No início dos anos 1980, um estudante chamado Robert “Bobby” Shafran, de 19 anos, teve uma das experiências mais surreais de sua vida. No primeiro dia de aula na faculdade Sullivan Community College, em Nova York, colegas o cumprimentavam como se fosse outra pessoa: “Oi, Eddie, bem-vindo de volta!”. Confuso, ele afirmava que não era “Eddie” – até que descobriu que sua semelhança não era coincidência, mas parte de um segredo muito maior.
Bobby, na verdade, tinha um irmão gêmeo idêntico: Eddie Galland. Pouco depois, os dois se encontraram e o choque deu lugar à euforia. As semelhanças eram absurdas – desde hábitos triviais, como ter os lábios rachados no inverno, até o mesmo jeito de falar, andar e sorrir. A história estampou jornais de Nova York e chamou atenção de David Kellman, outro jovem da mesma idade e com a mesma data de nascimento: 12 de julho de 1961. Ele, por sua vez, descobriu ser o terceiro irmão perdido.
Assim, três jovens que cresceram sem saber da existência um do outro se reuniram por acaso, em um dos reencontros familiares mais impressionantes já registrados. O país se encantou com a história dos trigêmeos idênticos separados ao nascer. Eles viraram celebridades, participaram de programas de TV e até abriram juntos um restaurante chamado Triplets (Trigêmeos).
A revelação do experimento
Ao investigar por que os irmãos foram separados, os pais adotivos descobriram que não se tratava de mero acaso. Os três haviam sido deliberadamente entregues a famílias diferentes como parte de um experimento psicológico conduzido pelo psicanalista austríaco Peter Neubauer.
O objetivo do estudo era responder a uma das grandes questões da ciência: o que molda o ser humano, a genética ou o ambiente em que cresce? Para isso, Bobby, Eddie e David foram acompanhados durante anos por pesquisadores, que filmavam seus comportamentos, aplicavam testes e monitoravam suas rotinas – sem jamais revelar o verdadeiro propósito às famílias.

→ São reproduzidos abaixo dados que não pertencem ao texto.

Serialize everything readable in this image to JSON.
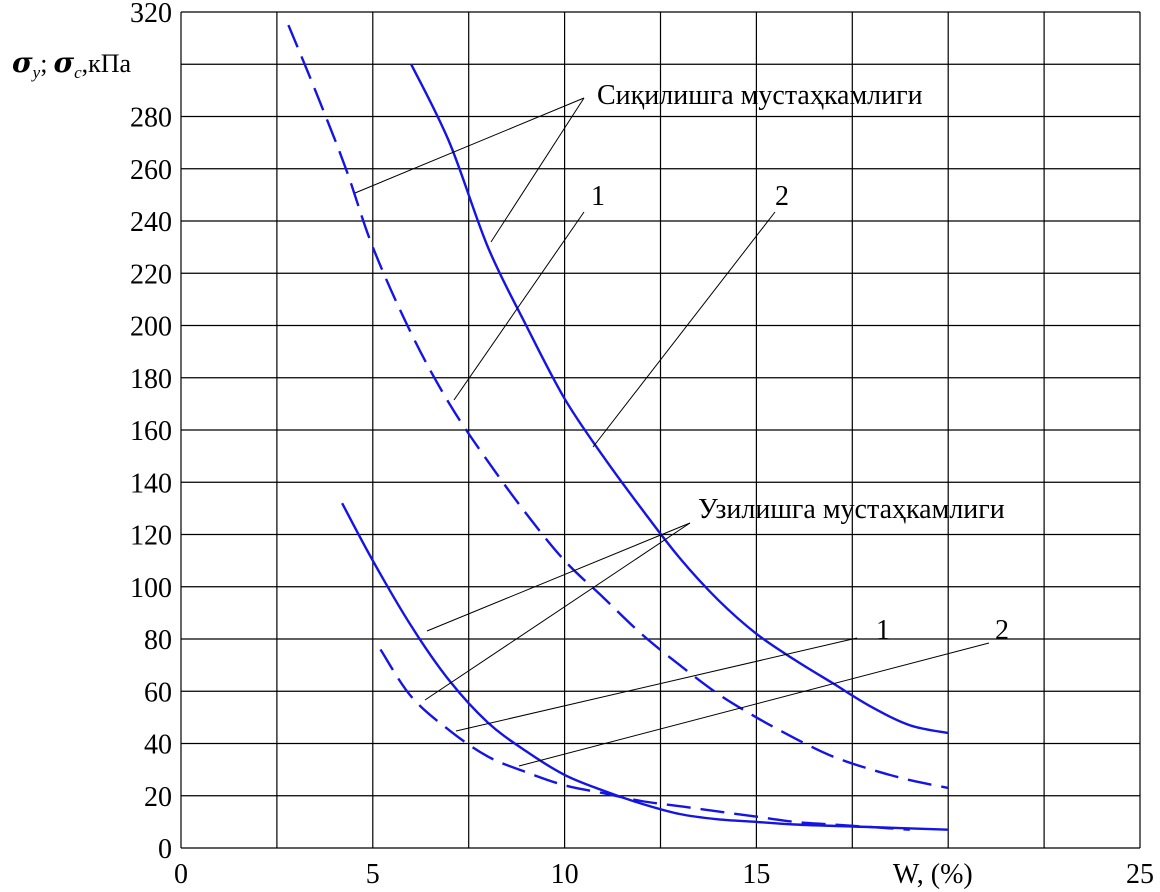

Segundo registros, o projeto envolveu também outros pares de gêmeos idênticos, todos entregues pela mesma agência de adoção, a Louise Wise Services. No entanto, os resultados jamais foram publicados. A documentação do estudo está trancada na Universidade de Yale e só poderá ser acessada em 2065.
Tragédia e consequências
Apesar da alegria inicial, a relação entre os trigêmeos começou a enfrentar dificuldades. Diferenças pessoais e pressões externas geraram conflitos, e Eddie, que sofria com problemas de saúde mental, entrou em depressão. Em 1995, ele tirou a própria vida, deixando Bobby e David devastados.
Para eles, a dor da perda se mistura à indignação. “Nós fomos tratados como ratos de laboratório”, desabafou Bobby em entrevista ao programa Outlook da BBC. David acrescentou: “Como você se sentiria ao descobrir que alguém decidiu o rumo da sua vida apenas para colher dados?”.
Ainda assim, ambos reconhecem que a história poderia ter deixado algum legado positivo. “Se pelo menos as conclusões ajudassem crianças que precisam de apoio, tudo isso não teria sido em vão”, refletiu Bobby.
Do caso real ao cinema
A extraordinária e perturbadora história dos trigêmeos separados ganhou projeção internacional em 2019 com o documentário “Three Identical Strangers” (Três Estranhos Idênticos), dirigido por Tim Wardle. O filme trouxe à tona detalhes do experimento secreto e reacendeu debates éticos sobre os limites da ciência.
Hoje, o caso de Bobby, David e Eddie segue como um dos episódios mais controversos da psicologia moderna, lembrando ao mundo que nem sempre a busca pelo conhecimento justifica o preço humano cobrado.